Today I came across some words from a book I read a couple of years ago called The Road to Character by David Brooks that helped me process the questions from Worsley's quest into sharper focus. He has a compilation in the back of the book that he titles the Humility Code - a list of qualities he gleaned from the various persons he profiled in the book. These qualities address some big questions that I feel are also addressed, at least obliquely, by Grann's examination of Henry Worsley: Toward what should I orient my life? How do I mold my nature to make it gradually better day by day? Brooks has a robust list of fifteen qualities, yet it is the last one that grabs me still the most:
Maturity is not based on talent or any of the mental or physical gifts that help you ace an IQ test or run fast or move gracefully. It is not comparative. It is earned not by being better than other people at something, but by being better than you used to be. It is earned by being dependable in times of testing, straight in times of temptation. Maturity does not glitter. It is not built on the traits that make people celebrities. A mature person possesses a settled unity of purpose. The mature person has moved from fragmentation to centeredness, has achieved a state in which the restlessness is over, the confusion about the meaning and purpose of life is calmed. The mature person can make decisions without relying on the negative and positive reactions from admirers or detractors because the mature person has steady criteria to determine what is right. That person has said a multitude of noes for the sake of a few overwhelming yeses.

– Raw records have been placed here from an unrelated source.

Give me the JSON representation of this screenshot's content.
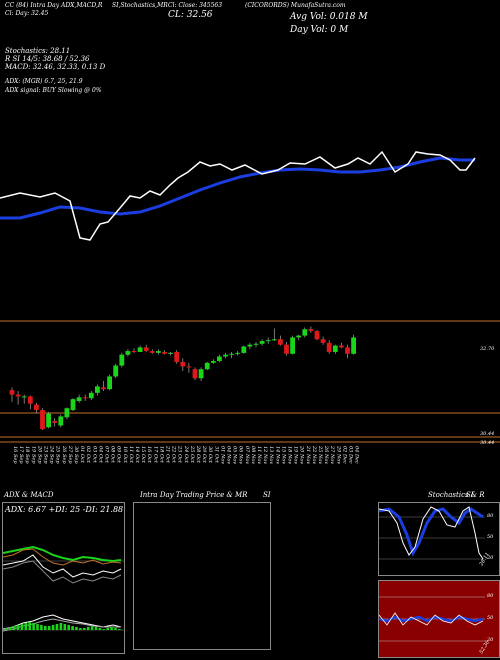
{
  "header": {
    "left_line1": "CC (84) Intra Day ADX,MACD,R",
    "left_line2": "Cl: Day: 32.45",
    "mid_line1": "SI,Stochastics,MR",
    "right_top": "Cl: Close: 345563",
    "right_bottom": "CL: 32.56",
    "ticker": "(CICORORDS) MunafaSutra.com",
    "avg_vol": "Avg Vol: 0.018  M",
    "day_vol": "Day Vol: 0   M"
  },
  "indicators": {
    "stoch": "Stochastics: 28.11",
    "rsi": "R              SI 14/5: 38.68 / 52.36",
    "macd": "MACD: 32.46, 32.33, 0.13  D",
    "adx": "ADX:                                    (MGR) 6.7, 25, 21.9",
    "adx_signal": "ADX  signal:                          BUY Slowing @ 0%"
  },
  "price_labels": {
    "top": "32.70",
    "low1": "30.44",
    "low2": "30.44"
  },
  "dates": [
    "16 Sep",
    "17 Sep",
    "18 Sep",
    "19 Sep",
    "20 Sep",
    "23 Sep",
    "24 Sep",
    "25 Sep",
    "26 Sep",
    "27 Sep",
    "30 Sep",
    "01 Oct",
    "02 Oct",
    "03 Oct",
    "04 Oct",
    "07 Oct",
    "08 Oct",
    "09 Oct",
    "10 Oct",
    "11 Oct",
    "14 Oct",
    "15 Oct",
    "16 Oct",
    "17 Oct",
    "18 Oct",
    "21 Oct",
    "22 Oct",
    "23 Oct",
    "24 Oct",
    "25 Oct",
    "28 Oct",
    "29 Oct",
    "30 Oct",
    "31 Oct",
    "01 Nov",
    "04 Nov",
    "05 Nov",
    "06 Nov",
    "07 Nov",
    "08 Nov",
    "11 Nov",
    "12 Nov",
    "13 Nov",
    "14 Nov",
    "15 Nov",
    "18 Nov",
    "19 Nov",
    "20 Nov",
    "21 Nov",
    "22 Nov",
    "25 Nov",
    "26 Nov",
    "27 Nov",
    "29 Nov",
    "02 Dec",
    "03 Dec",
    "04 Dec"
  ],
  "panels": {
    "adx_title": "ADX  & MACD",
    "adx_text": "ADX: 6.67  +DI: 25  -DI: 21.88",
    "intraday_title": "Intra  Day Trading Price  & MR",
    "intraday_si": "SI",
    "stoch_title": "Stochastics & R",
    "stoch_si": "SI",
    "stoch_ticks": [
      "80",
      "50",
      "20"
    ],
    "stoch_value": "28.11",
    "rsi_ticks": [
      "80",
      "50",
      "20"
    ],
    "rsi_value": "52.36"
  },
  "colors": {
    "up": "#19d619",
    "down": "#e01818",
    "ema": "#1b3ee0",
    "price_line": "#ffffff",
    "orange_line": "#c0702a",
    "stoch_bg": "#000",
    "rsi_bg": "#8a0000"
  },
  "chart_data": {
    "type": "candlestick",
    "candles": [
      {
        "o": 31.4,
        "h": 31.46,
        "l": 31.14,
        "c": 31.3
      },
      {
        "o": 31.3,
        "h": 31.38,
        "l": 31.08,
        "c": 31.26
      },
      {
        "o": 31.26,
        "h": 31.3,
        "l": 31.1,
        "c": 31.26
      },
      {
        "o": 31.26,
        "h": 31.28,
        "l": 30.98,
        "c": 31.1
      },
      {
        "o": 31.08,
        "h": 31.12,
        "l": 30.9,
        "c": 30.96
      },
      {
        "o": 30.96,
        "h": 31.0,
        "l": 30.52,
        "c": 30.54
      },
      {
        "o": 30.58,
        "h": 30.92,
        "l": 30.56,
        "c": 30.88
      },
      {
        "o": 30.72,
        "h": 30.78,
        "l": 30.6,
        "c": 30.68
      },
      {
        "o": 30.62,
        "h": 30.86,
        "l": 30.58,
        "c": 30.82
      },
      {
        "o": 30.8,
        "h": 31.02,
        "l": 30.76,
        "c": 31.0
      },
      {
        "o": 30.96,
        "h": 31.22,
        "l": 30.94,
        "c": 31.2
      },
      {
        "o": 31.16,
        "h": 31.3,
        "l": 31.12,
        "c": 31.24
      },
      {
        "o": 31.24,
        "h": 31.3,
        "l": 31.16,
        "c": 31.22
      },
      {
        "o": 31.22,
        "h": 31.38,
        "l": 31.18,
        "c": 31.34
      },
      {
        "o": 31.34,
        "h": 31.52,
        "l": 31.28,
        "c": 31.48
      },
      {
        "o": 31.46,
        "h": 31.6,
        "l": 31.38,
        "c": 31.42
      },
      {
        "o": 31.42,
        "h": 31.74,
        "l": 31.4,
        "c": 31.7
      },
      {
        "o": 31.7,
        "h": 31.98,
        "l": 31.66,
        "c": 31.94
      },
      {
        "o": 31.94,
        "h": 32.22,
        "l": 31.9,
        "c": 32.18
      },
      {
        "o": 32.18,
        "h": 32.3,
        "l": 32.14,
        "c": 32.26
      },
      {
        "o": 32.26,
        "h": 32.32,
        "l": 32.22,
        "c": 32.24
      },
      {
        "o": 32.24,
        "h": 32.38,
        "l": 32.24,
        "c": 32.34
      },
      {
        "o": 32.34,
        "h": 32.4,
        "l": 32.24,
        "c": 32.26
      },
      {
        "o": 32.26,
        "h": 32.3,
        "l": 32.2,
        "c": 32.22
      },
      {
        "o": 32.22,
        "h": 32.3,
        "l": 32.18,
        "c": 32.26
      },
      {
        "o": 32.24,
        "h": 32.28,
        "l": 32.18,
        "c": 32.2
      },
      {
        "o": 32.2,
        "h": 32.24,
        "l": 32.16,
        "c": 32.22
      },
      {
        "o": 32.24,
        "h": 32.28,
        "l": 31.98,
        "c": 32.02
      },
      {
        "o": 32.02,
        "h": 32.1,
        "l": 31.82,
        "c": 31.92
      },
      {
        "o": 31.92,
        "h": 32.0,
        "l": 31.78,
        "c": 31.9
      },
      {
        "o": 31.86,
        "h": 31.9,
        "l": 31.62,
        "c": 31.66
      },
      {
        "o": 31.66,
        "h": 31.9,
        "l": 31.6,
        "c": 31.86
      },
      {
        "o": 31.86,
        "h": 32.02,
        "l": 31.84,
        "c": 32.0
      },
      {
        "o": 32.0,
        "h": 32.08,
        "l": 31.98,
        "c": 32.04
      },
      {
        "o": 32.04,
        "h": 32.18,
        "l": 32.02,
        "c": 32.14
      },
      {
        "o": 32.14,
        "h": 32.22,
        "l": 32.1,
        "c": 32.18
      },
      {
        "o": 32.18,
        "h": 32.24,
        "l": 32.1,
        "c": 32.2
      },
      {
        "o": 32.2,
        "h": 32.26,
        "l": 32.16,
        "c": 32.22
      },
      {
        "o": 32.22,
        "h": 32.38,
        "l": 32.2,
        "c": 32.36
      },
      {
        "o": 32.36,
        "h": 32.44,
        "l": 32.3,
        "c": 32.4
      },
      {
        "o": 32.4,
        "h": 32.46,
        "l": 32.34,
        "c": 32.42
      },
      {
        "o": 32.42,
        "h": 32.52,
        "l": 32.38,
        "c": 32.48
      },
      {
        "o": 32.48,
        "h": 32.56,
        "l": 32.42,
        "c": 32.5
      },
      {
        "o": 32.5,
        "h": 32.76,
        "l": 32.48,
        "c": 32.52
      },
      {
        "o": 32.52,
        "h": 32.6,
        "l": 32.38,
        "c": 32.4
      },
      {
        "o": 32.4,
        "h": 32.46,
        "l": 32.16,
        "c": 32.2
      },
      {
        "o": 32.2,
        "h": 32.6,
        "l": 32.18,
        "c": 32.56
      },
      {
        "o": 32.56,
        "h": 32.62,
        "l": 32.5,
        "c": 32.6
      },
      {
        "o": 32.6,
        "h": 32.78,
        "l": 32.56,
        "c": 32.74
      },
      {
        "o": 32.74,
        "h": 32.8,
        "l": 32.66,
        "c": 32.7
      },
      {
        "o": 32.7,
        "h": 32.72,
        "l": 32.5,
        "c": 32.52
      },
      {
        "o": 32.52,
        "h": 32.58,
        "l": 32.4,
        "c": 32.44
      },
      {
        "o": 32.44,
        "h": 32.5,
        "l": 32.2,
        "c": 32.24
      },
      {
        "o": 32.24,
        "h": 32.4,
        "l": 32.2,
        "c": 32.38
      },
      {
        "o": 32.38,
        "h": 32.44,
        "l": 32.32,
        "c": 32.34
      },
      {
        "o": 32.34,
        "h": 32.4,
        "l": 32.1,
        "c": 32.2
      },
      {
        "o": 32.2,
        "h": 32.62,
        "l": 32.18,
        "c": 32.56
      }
    ],
    "ymin": 30.3,
    "ymax": 32.9
  }
}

People have asked me what I call the work I do, and to keep it brief, I've decided to call it "leadership development." That's the short answer. But if I have more time, or the person keeps probing, I try to venture into the territory described here -- I like to walk with people as they seek to mature. We cannot force people to do this. But if they decide to step out into the "white darkness" of life itself, it's nice to have a buddy. I'm so grateful for the privilege of getting to do that with many people over the years, and yet some days, it feels like I'm just getting started. As Worsley quoted, “Always a little further.”